24 A esta purificación y elevación del alma se alude claramente también en el mito de la caverna.

25 Lo que se dice aquí de esta obra (a ella pertenece el fragmento del texto que comentamos este curso: el mito de la caverna) también nos vale para la contextualización.

26Al final del largo proceso educativo, el filósofo “... llega al fin a contemplar el Bien absoluto en visión intelectual y alcanza allí el límite supremo del mundo inteligible” (Rep., 532 a 7 - b 2).

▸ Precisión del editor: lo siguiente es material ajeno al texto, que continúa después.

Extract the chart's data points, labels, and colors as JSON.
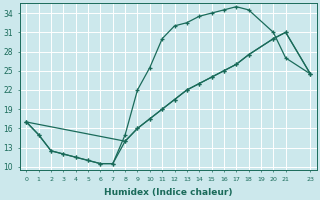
{
  "xlabel": "Humidex (Indice chaleur)",
  "bg_color": "#cce8ec",
  "grid_color": "#ffffff",
  "line_color": "#1a6b5a",
  "xlim": [
    -0.5,
    23.5
  ],
  "ylim": [
    9.5,
    35.5
  ],
  "yticks": [
    10,
    13,
    16,
    19,
    22,
    25,
    28,
    31,
    34
  ],
  "xticks": [
    0,
    1,
    2,
    3,
    4,
    5,
    6,
    7,
    8,
    9,
    10,
    11,
    12,
    13,
    14,
    15,
    16,
    17,
    18,
    19,
    20,
    21,
    23
  ],
  "xtick_labels": [
    "0",
    "1",
    "2",
    "3",
    "4",
    "5",
    "6",
    "7",
    "8",
    "9",
    "10",
    "11",
    "12",
    "13",
    "14",
    "15",
    "16",
    "17",
    "18",
    "19",
    "20",
    "21",
    "23"
  ],
  "line1_x": [
    0,
    1,
    2,
    3,
    4,
    5,
    6,
    7,
    8,
    9,
    10,
    11,
    12,
    13,
    14,
    15,
    16,
    17,
    18,
    20,
    21,
    23
  ],
  "line1_y": [
    17,
    15,
    12.5,
    12,
    11.5,
    11,
    10.5,
    10.5,
    15,
    22,
    25.5,
    30,
    32,
    32.5,
    33.5,
    34,
    34.5,
    35,
    34.5,
    31,
    27,
    24.5
  ],
  "line2_x": [
    0,
    8,
    9,
    10,
    11,
    12,
    13,
    14,
    15,
    16,
    17,
    18,
    20,
    21,
    23
  ],
  "line2_y": [
    17,
    14,
    16,
    17.5,
    19,
    20.5,
    22,
    23,
    24,
    25,
    26,
    27.5,
    30,
    31,
    24.5
  ],
  "line3_x": [
    0,
    1,
    2,
    3,
    4,
    5,
    6,
    7,
    8,
    9,
    10,
    11,
    12,
    13,
    14,
    15,
    16,
    17,
    18,
    20,
    21,
    23
  ],
  "line3_y": [
    17,
    15,
    12.5,
    12,
    11.5,
    11,
    10.5,
    10.5,
    14,
    16,
    17.5,
    19,
    20.5,
    22,
    23,
    24,
    25,
    26,
    27.5,
    30,
    31,
    24.5
  ]
}
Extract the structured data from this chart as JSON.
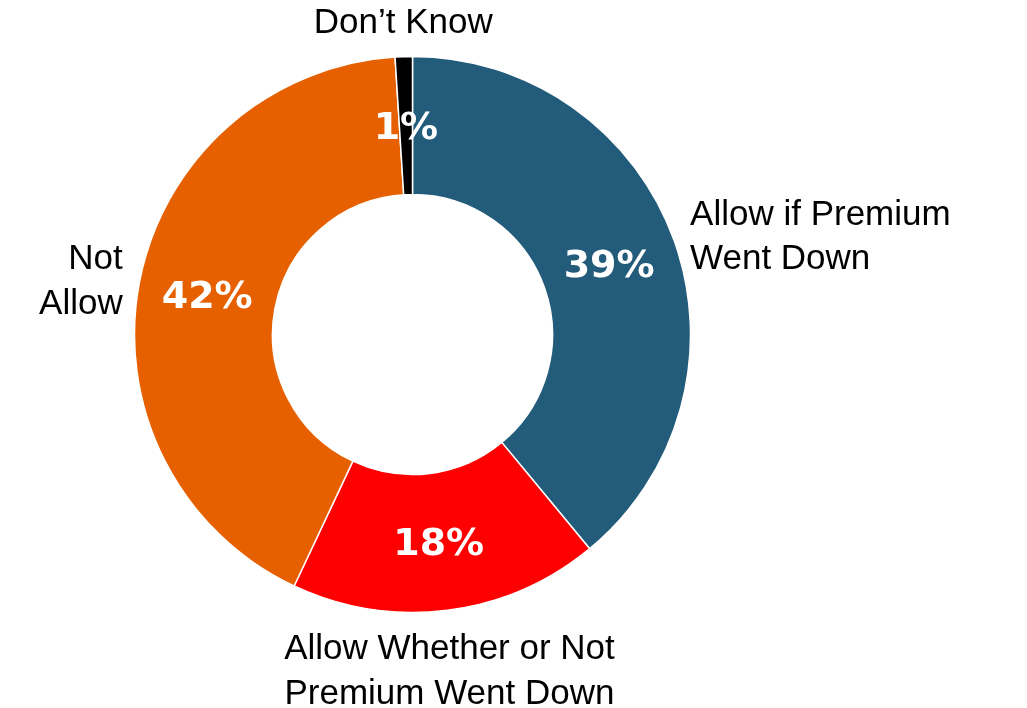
{
  "chart_data": {
    "type": "donut",
    "categories": [
      "Allow if Premium\nWent Down",
      "Allow Whether or Not\nPremium Went Down",
      "Not\nAllow",
      "Don’t Know"
    ],
    "values": [
      39,
      18,
      42,
      1
    ],
    "colors": [
      "#235b7a",
      "#ff0000",
      "#e66000",
      "#000000"
    ],
    "value_labels": [
      "39%",
      "18%",
      "42%",
      "1%"
    ]
  }
}
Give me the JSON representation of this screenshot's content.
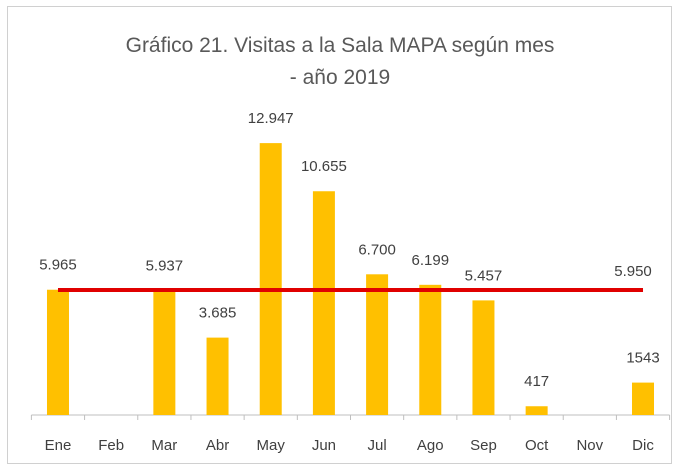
{
  "chart_data": {
    "type": "bar",
    "title": "Gráfico 21. Visitas a la Sala MAPA según mes - año 2019",
    "categories": [
      "Ene",
      "Feb",
      "Mar",
      "Abr",
      "May",
      "Jun",
      "Jul",
      "Ago",
      "Sep",
      "Oct",
      "Nov",
      "Dic"
    ],
    "values": [
      5965,
      null,
      5937,
      3685,
      12947,
      10655,
      6700,
      6199,
      5457,
      417,
      null,
      1543
    ],
    "value_labels": [
      "5.965",
      null,
      "5.937",
      "3.685",
      "12.947",
      "10.655",
      "6.700",
      "6.199",
      "5.457",
      "417",
      null,
      "1543"
    ],
    "color": "#ffc000",
    "ylim": [
      0,
      14000
    ],
    "average": 5950,
    "average_label": "5.950",
    "average_color": "#e00000"
  }
}
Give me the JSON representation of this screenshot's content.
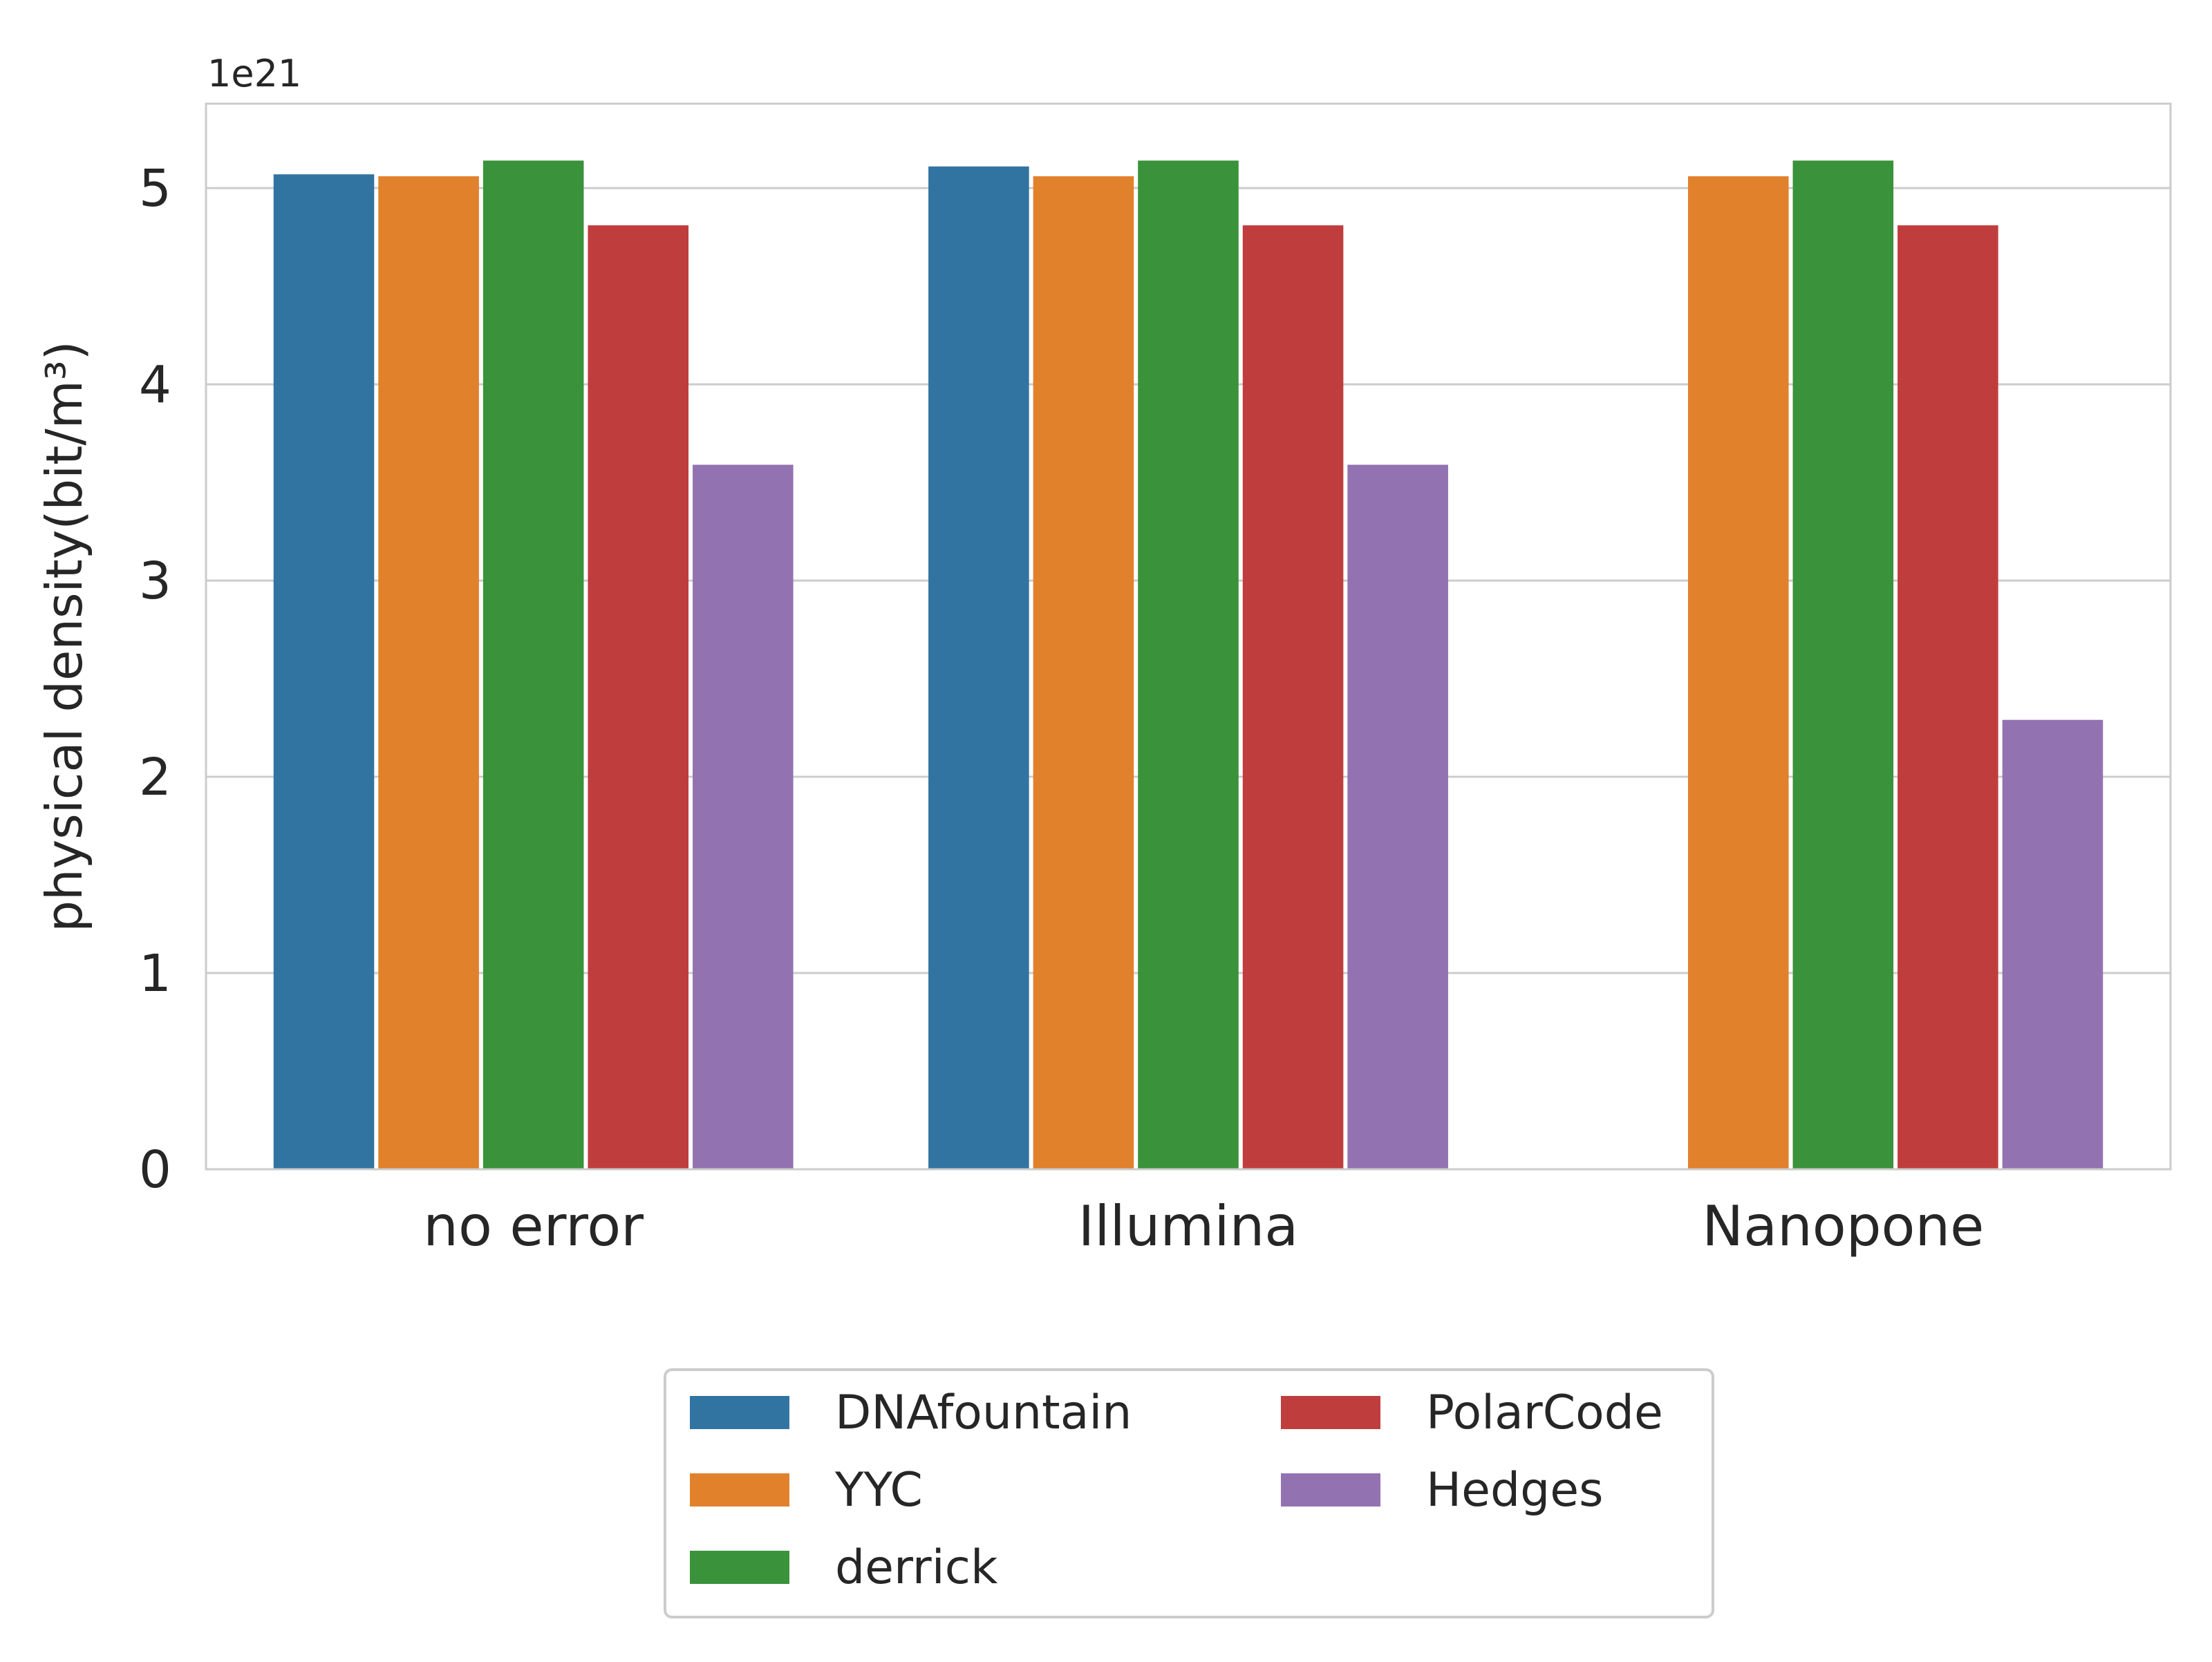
{
  "chart_data": {
    "type": "bar",
    "title": "",
    "xlabel": "",
    "ylabel": "physical density(bit/m³)",
    "y_offset_label": "1e21",
    "y_scale_factor": 1e+21,
    "ylim": [
      0,
      5.43
    ],
    "yticks": [
      0,
      1,
      2,
      3,
      4,
      5
    ],
    "grid": "horizontal",
    "legend_position": "bottom-center, below axes, 2 columns",
    "categories": [
      "no error",
      "Illumina",
      "Nanopone"
    ],
    "series": [
      {
        "name": "DNAfountain",
        "color": "#3274a1",
        "values": [
          5.07,
          5.11,
          null
        ]
      },
      {
        "name": "YYC",
        "color": "#e1812c",
        "values": [
          5.06,
          5.06,
          5.06
        ]
      },
      {
        "name": "derrick",
        "color": "#3a923a",
        "values": [
          5.14,
          5.14,
          5.14
        ]
      },
      {
        "name": "PolarCode",
        "color": "#c03d3e",
        "values": [
          4.81,
          4.81,
          4.81
        ]
      },
      {
        "name": "Hedges",
        "color": "#9372b2",
        "values": [
          3.59,
          3.59,
          2.29
        ]
      }
    ]
  }
}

27Así, quien matase a un esclavo para impedirle declarar sobre hechos delictivos tendrá el mismo castigo que si hubiese matado a un ciudadano.

28Como por ejemplo la de los autores del escrito sobre Platón en los Cuadernos de Historia de la Filosofía de la Editorial Alhambra, Madrid, 1988. Por ejemplo, consideran clasista la aristocracia platónica y no ve que pretende el bien de todos. Para Platón eran clasistas la democracia, la oligarquía y la tiranía. Platón repite siempre que nadie debe gobernar por razones de alcurnia o riqueza y que la ley debe estar por encima de los gobernantes.

29En realidad no se trata de un mito tradicional exactamente, pero lo seguimos llamando así por no cambiar la manera usual y consagrada de referirse a este importante relato platónico. Más propiamente cabría hablar de una alegoría o parábola.

30Lo que sigue está tomado, con algunas modificaciones, de Reale y Antiseri: Historia del pensamiento filosófico y científico, tomo 1º, Herder, Barcelona, pp. 153-155.